Descendants of British veterans who took part in the doomed World War I campaign at Gallipoli have been invited to join the Prince of Wales and his son Prince Harry at a centenary commemoration event in Turkey later this month.
Fifteen descendants, all members of the Gallipoli Association in the UK, will pay tribute at a ceremony at the Helles Memorial on April 24.
The following day, Anzac Day, the princes will join 10,500 Turks, Kiwis, and Australians at a dawn service on the Gallipoli peninsula to remember the April 25, 1915 landings a century on.
The disastrous campaign cost 29,134 British lives, the French approximately 9800, the Australians 8520, New Zealanders 2806 and the Indians 1891.
A total of 56,643 Ottomans were killed defending their homeland before the Allies pulled out of the bloody stalemate at the end of 1915.
Gallipoli Association chairman Captain Christopher Fagan told the Daily Mail it was a "great honour" to have been invited by the UK Government to attend the service at Cape Helles.

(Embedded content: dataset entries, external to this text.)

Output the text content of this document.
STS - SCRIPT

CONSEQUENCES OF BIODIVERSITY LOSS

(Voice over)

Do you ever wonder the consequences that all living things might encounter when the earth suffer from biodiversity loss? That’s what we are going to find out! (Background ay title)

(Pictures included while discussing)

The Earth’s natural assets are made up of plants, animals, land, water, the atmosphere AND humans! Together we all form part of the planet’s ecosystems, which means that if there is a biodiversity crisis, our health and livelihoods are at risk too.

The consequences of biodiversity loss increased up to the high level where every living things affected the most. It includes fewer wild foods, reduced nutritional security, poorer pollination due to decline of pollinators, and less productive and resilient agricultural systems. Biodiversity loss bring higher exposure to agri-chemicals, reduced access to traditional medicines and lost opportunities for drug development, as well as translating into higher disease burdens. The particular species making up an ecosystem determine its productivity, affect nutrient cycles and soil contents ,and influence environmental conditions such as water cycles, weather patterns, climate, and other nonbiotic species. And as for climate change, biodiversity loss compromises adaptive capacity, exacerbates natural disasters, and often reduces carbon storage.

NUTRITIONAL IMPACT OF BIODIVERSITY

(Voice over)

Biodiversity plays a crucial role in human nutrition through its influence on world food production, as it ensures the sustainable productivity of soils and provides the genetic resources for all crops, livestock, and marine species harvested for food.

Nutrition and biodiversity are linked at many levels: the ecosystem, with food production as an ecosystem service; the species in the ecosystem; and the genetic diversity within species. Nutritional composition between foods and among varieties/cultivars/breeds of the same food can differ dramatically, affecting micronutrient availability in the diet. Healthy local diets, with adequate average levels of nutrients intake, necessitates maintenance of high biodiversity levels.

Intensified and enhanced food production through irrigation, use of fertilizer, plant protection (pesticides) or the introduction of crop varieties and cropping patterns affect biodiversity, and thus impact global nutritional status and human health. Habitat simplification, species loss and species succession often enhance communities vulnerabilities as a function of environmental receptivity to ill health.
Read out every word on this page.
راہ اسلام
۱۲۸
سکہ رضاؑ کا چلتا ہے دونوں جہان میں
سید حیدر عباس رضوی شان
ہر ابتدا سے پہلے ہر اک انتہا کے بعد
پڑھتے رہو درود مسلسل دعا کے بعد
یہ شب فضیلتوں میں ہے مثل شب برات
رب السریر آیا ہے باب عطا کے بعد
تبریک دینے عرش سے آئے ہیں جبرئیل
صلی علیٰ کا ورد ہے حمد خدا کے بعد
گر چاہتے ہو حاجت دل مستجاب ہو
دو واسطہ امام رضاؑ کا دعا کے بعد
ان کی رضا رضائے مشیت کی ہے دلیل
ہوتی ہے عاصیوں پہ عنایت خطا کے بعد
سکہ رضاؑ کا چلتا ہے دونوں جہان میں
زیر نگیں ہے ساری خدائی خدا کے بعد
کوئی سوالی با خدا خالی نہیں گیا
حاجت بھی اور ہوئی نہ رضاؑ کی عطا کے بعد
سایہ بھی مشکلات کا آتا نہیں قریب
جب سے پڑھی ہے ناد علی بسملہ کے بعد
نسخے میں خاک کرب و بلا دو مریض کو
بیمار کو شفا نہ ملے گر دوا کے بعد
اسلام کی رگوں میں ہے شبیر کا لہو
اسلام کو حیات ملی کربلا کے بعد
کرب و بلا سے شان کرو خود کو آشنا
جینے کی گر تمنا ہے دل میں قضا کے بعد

Lyn Edmonds, from Godmanchester, Cambridgeshire, will trace the journey of her grandfather, Private Benjamin Hurt, the Mail reported.
The Derbyshire soldier, who signed up aged 17 and fought with the Royal Dublin Fusiliers, landed on April 25, 1915 and remained there until January 1916, despite being injured only weeks into the campaign.
Of the 1012 members of his battalion who landed at Gallipoli, fewer than 100 remained when the unit was withdrawn early the following year.
"It will be a privilege and emotional experience to be there to remember my grandfather exactly 100 years later and on the very spot where he landed under fire," Mrs Edmonds told the Mail.
"He was so fortunate to have survived the terrible campaign and I will naturally be thinking of his many friends who did not return."